Written by Moriah Lavey
Observing the 16th International Society of Ethnobiology was my first experience with
ethnography outside of an undergraduate research methods class. And what a time it was. I
came face to face both with the challenges of collaborative event ethnography in general, as
well as some context specific issues that arose institutionally at the ISE.

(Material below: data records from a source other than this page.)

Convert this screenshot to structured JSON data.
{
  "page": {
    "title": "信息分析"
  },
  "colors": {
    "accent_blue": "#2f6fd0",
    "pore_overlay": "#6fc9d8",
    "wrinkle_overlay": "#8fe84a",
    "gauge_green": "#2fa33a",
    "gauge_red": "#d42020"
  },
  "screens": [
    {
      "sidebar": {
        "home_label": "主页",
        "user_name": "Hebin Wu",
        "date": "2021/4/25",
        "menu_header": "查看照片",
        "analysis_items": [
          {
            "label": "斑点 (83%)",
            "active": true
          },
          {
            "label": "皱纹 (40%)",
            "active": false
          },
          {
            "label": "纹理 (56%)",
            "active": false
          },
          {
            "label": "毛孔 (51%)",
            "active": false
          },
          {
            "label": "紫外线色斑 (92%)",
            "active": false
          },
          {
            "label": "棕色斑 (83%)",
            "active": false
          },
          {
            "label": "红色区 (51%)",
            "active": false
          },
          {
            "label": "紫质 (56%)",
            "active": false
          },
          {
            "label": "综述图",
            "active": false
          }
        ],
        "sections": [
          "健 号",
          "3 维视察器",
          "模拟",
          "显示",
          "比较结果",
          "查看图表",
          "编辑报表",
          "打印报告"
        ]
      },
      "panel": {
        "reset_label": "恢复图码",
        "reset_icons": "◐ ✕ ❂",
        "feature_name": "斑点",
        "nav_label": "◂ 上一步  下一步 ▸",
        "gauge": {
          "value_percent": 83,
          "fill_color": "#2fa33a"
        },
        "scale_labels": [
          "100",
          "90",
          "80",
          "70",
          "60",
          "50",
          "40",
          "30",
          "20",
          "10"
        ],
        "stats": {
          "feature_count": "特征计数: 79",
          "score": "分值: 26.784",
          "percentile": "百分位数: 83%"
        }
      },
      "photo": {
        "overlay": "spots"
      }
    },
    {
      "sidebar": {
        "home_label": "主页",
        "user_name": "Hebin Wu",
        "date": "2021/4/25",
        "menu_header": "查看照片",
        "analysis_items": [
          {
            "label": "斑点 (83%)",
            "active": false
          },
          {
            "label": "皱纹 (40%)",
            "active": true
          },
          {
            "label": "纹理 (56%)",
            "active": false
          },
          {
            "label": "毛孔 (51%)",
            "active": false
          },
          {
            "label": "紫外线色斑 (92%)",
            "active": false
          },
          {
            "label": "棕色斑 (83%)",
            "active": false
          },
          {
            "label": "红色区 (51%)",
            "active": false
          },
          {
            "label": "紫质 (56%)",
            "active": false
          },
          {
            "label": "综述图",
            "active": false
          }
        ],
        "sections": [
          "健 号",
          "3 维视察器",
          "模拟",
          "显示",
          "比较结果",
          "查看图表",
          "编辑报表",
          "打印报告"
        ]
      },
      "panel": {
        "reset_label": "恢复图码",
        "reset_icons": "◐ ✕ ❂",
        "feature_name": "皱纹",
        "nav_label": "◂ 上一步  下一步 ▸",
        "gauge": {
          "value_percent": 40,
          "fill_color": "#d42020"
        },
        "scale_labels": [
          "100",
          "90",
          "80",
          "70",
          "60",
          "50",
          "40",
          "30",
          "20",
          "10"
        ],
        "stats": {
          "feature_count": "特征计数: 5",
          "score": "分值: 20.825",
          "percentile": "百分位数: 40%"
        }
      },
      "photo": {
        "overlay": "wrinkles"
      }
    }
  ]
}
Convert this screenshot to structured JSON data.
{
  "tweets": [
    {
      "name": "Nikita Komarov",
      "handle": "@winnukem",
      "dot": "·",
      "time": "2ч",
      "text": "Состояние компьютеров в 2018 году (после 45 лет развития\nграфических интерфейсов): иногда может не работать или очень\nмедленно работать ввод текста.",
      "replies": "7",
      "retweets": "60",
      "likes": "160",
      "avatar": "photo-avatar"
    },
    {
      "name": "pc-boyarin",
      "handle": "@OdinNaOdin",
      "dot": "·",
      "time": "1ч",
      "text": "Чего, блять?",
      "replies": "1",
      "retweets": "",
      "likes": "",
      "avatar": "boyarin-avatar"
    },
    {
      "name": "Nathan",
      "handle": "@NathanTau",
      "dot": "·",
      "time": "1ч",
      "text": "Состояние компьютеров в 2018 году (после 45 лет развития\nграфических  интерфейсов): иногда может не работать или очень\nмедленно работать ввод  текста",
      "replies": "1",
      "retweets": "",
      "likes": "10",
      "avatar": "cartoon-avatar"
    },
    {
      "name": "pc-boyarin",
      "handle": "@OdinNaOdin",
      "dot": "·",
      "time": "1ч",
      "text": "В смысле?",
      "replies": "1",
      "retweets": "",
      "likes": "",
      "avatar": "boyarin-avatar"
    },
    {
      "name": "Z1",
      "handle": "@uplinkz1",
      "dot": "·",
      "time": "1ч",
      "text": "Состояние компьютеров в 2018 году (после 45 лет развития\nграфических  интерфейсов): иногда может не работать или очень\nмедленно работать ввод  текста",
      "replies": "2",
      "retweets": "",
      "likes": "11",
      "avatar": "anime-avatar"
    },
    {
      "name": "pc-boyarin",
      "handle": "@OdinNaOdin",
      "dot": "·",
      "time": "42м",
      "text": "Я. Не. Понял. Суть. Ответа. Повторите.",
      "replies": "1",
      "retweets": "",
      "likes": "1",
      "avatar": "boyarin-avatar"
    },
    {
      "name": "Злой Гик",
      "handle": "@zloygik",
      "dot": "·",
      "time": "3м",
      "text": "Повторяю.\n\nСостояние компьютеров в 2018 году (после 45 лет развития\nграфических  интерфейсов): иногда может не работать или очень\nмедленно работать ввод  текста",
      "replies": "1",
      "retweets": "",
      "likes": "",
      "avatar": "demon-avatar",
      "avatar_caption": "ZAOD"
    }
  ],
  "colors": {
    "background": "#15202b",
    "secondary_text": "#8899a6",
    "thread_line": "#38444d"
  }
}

Collaborative event ethnography as a methodology, is challenging. Though valuable, it is
difficult to take on a field site that is temporally constrained and incredibly jam packed. The
four days of the conference were the only opportunities we had to collect data and make observations. For example, on day three, I was tired, frustrated about the language barrier, and a bit distracted due to some personal concerns that arose, and I know it impacted the way I collected data. The events that I attended on day three will not happen again, so the pictures I did not take will remain undocumented, and that is unfortunate. Additionally, even with the five of us spending multiple hours a day within the conference, there is so much that occurred that was beyond our reach. Especially in the first three days, I was consistently doubting myself, feeling like I was not seeing nor doing enough,
despite the entirety of my days being spent observing and participating. Thankfully at a team
meeting, Laura affirmed that this sentiment is common in doing CEE’s. Not to mention it
certainly is tiring to invest the majority of your waking hours physically, mentally, and
emotionally invested in the goings on of the ISE.

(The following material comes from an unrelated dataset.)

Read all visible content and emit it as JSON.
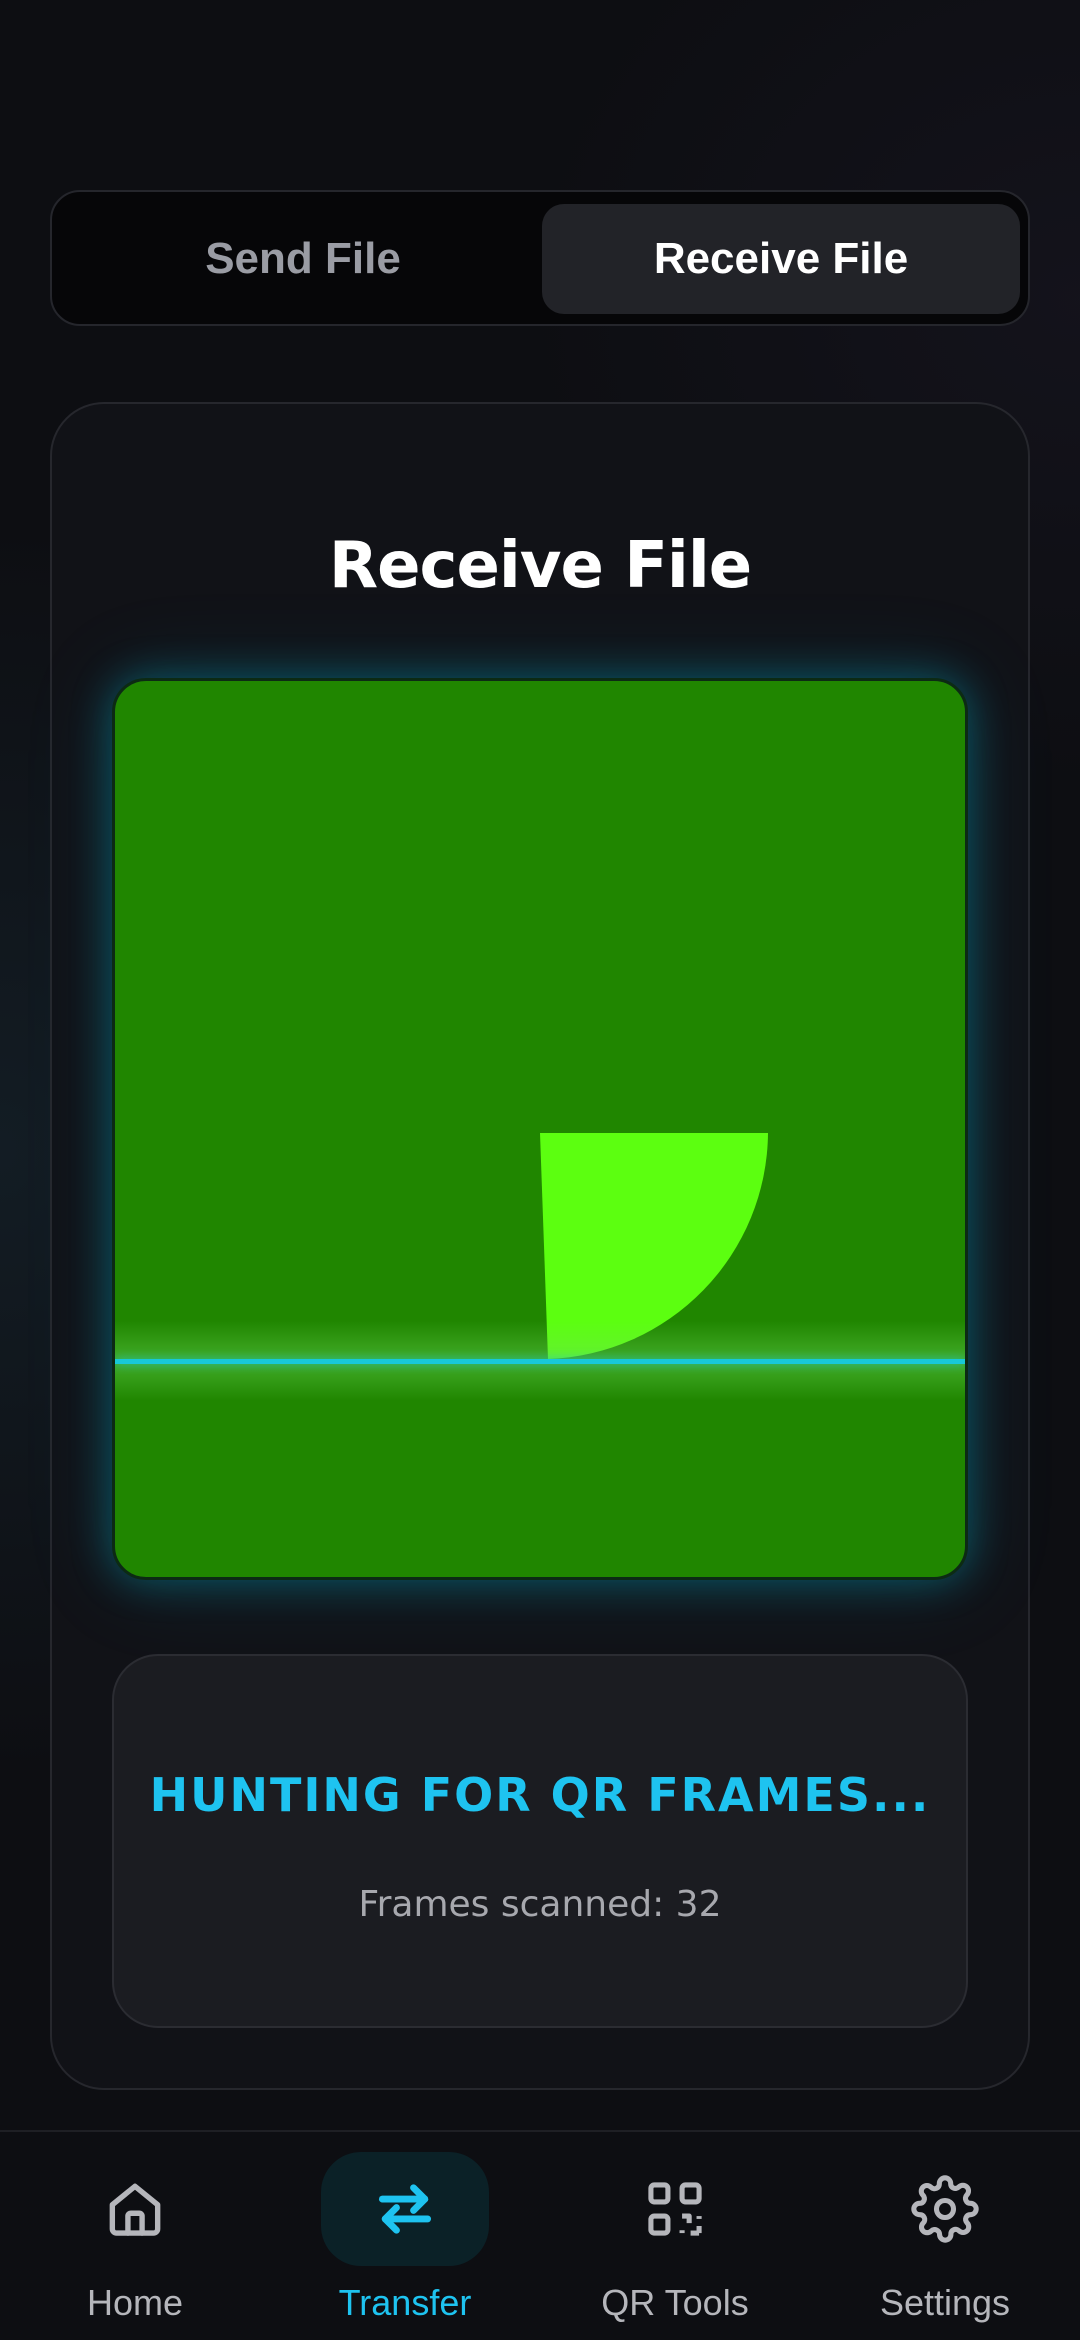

Doing the field work was demanding, but also rewarding. To be documenting the ISE was certainly enjoyable. The events that I observed, and especially the ones I could linguistically understand, were fascinating, and the conference itself was a historic event. But outside of the challenges inherent within collaborative event ethnography, the ISE itself posed its own obstacles.
As a team, I believe we underestimated the extent to which the three members who did
not speak Portuguese were excluded from the events at the conference. Of the twelve events
that I went to, only one was explicitly in English, while three were equipped with translation
services. This limitation certainly created obstacles to my ethnographic observation,
understanding, and analysis of the events that I witnessed. Not to undervalue context clues like
vocal tone, volume, body language, and materials like slides and videos, but to be disconnected
from what was actually being discussed, and especially from the conversations that were had in
event question and answer sessions, barred me from a lot of content. Not speaking the
language, however, did provide us with a powerful experiential viewpoint, that of being a
participant unable to access the common language of the space. It cannot be understated how
this linguistic difference impacts the ability to participate and contribute to the events.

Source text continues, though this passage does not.